Listed Building Consent
The requirement applies to all types of works and to all parts of those buildings covered by the listing protection (possibly including attached and curtilage buildings or other structures), provided the works affect the character of the building as a building of special interest.
It is a criminal offence not to seek consent when it is required (1). Not knowing a building is listed is not a defence to any criminal proceedings. This makes it very important that any doubt is investigated and discussed with the local planning authority.
It is also not a defence to show that consent would or should have been given if it had been applied for. A defence is available if the works were urgently necessary in the interests of health and safety (1).
An application for listed building consent is made to, and determined by, the local planning authority. Where the works have an impact on the external appearance of the building, planning permission may also be required and if so should be applied for at the same time. The local planning authority must consult Historic England and the National Amenity Societies on certain listed building consent applications (2).
Local planning authorities can be consulted on the need for listed building consent. Given the difficult nature of deciding whether the special interest might be affected and the fact that it is a criminal offence to fail to apply for consent when required, it is vital they are consulted in cases of any doubt.
It is a common misunderstanding that the special interest of a listed building lies only in its features, such as fireplaces and plasterwork. The interest is in its history and architecture. The general form and layout of the building may be as important in this regard as any eye-catching "period feature". Principles of Selection (3) gives a good sense of what makes buildings of a particular type or period important, as do Historic England's selection guides (4). The list entry for each building may also give assistance (5) but it is not an exhaustive description and older entries can offer little detail.
Whether buildings within the vicinity of the listed building are protected by being within the curtilage of the principal building and whether objects or structures attached to the principal building are protected is also a difficult judgement. Again, if there is any doubt the local planning authority should be consulted.
In summary, the principles are:
- If an object is fixed to the principal building in such a way that it would be considered a fixture in the usual land-law sense (i.e. would be conveyed with the property on sale unless expressly excluded), it would be protected by the listing.
- Any structure fixed to the building (however large, including whole other buildings) will be protected if it was ancillary to the principal building at the date of listing (or possibly at 1 January 1969 for list entries that pre-date).

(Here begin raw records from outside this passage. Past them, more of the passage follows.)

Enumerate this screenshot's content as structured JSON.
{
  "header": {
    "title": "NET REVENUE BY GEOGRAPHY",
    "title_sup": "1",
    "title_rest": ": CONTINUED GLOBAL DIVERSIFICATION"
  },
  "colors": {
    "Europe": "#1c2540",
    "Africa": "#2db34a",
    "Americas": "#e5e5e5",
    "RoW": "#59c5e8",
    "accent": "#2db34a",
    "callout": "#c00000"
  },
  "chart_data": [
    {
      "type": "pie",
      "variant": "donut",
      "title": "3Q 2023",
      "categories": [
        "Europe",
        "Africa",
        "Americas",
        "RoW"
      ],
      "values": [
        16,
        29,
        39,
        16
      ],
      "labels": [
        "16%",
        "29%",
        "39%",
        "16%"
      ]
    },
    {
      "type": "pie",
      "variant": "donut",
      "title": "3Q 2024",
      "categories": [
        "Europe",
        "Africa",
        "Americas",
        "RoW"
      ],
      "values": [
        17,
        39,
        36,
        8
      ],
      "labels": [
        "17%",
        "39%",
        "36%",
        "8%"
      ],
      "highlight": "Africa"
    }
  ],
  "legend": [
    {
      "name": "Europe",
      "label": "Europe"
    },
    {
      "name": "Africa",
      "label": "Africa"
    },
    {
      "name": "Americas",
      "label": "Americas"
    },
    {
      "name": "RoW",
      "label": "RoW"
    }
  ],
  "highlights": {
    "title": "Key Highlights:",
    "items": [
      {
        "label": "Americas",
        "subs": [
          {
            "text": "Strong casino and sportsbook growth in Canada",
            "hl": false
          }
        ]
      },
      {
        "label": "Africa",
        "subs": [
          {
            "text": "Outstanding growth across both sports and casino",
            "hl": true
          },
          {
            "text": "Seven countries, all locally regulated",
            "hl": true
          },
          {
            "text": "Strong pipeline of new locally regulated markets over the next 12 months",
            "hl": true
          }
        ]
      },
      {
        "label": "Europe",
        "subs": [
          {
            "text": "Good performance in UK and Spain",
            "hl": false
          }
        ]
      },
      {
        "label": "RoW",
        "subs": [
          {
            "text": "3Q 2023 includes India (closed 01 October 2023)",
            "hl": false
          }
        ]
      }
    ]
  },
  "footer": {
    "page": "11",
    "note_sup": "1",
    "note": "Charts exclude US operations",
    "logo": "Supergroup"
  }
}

- Any pre-1948 building that was in the curtilage of the principal building at the date of listing (or possibly at 1 January 1969 for list entries that pre-date) is protected provided it is fixed to the land and is ancillary to the principal building.
- The curtilage of a building has to be determined on a case-by-case basis, but is essentially the area of land that is ancillary to the main building. Relevant factors in determining that area will be: the physical layout; past and present ownership; and, current and previous uses of the land and buildings. A domestic garden is usually going to be easily identified as curtilage. Buildings in farm, commercial or institutional use provide more difficult examples.
- Some buildings will have no curtilage.
- After 26th June 2013 some new and amended list entries may expressly exclude curtilage or attached structures and objects from protection or may declare certain features to be not of specific interest.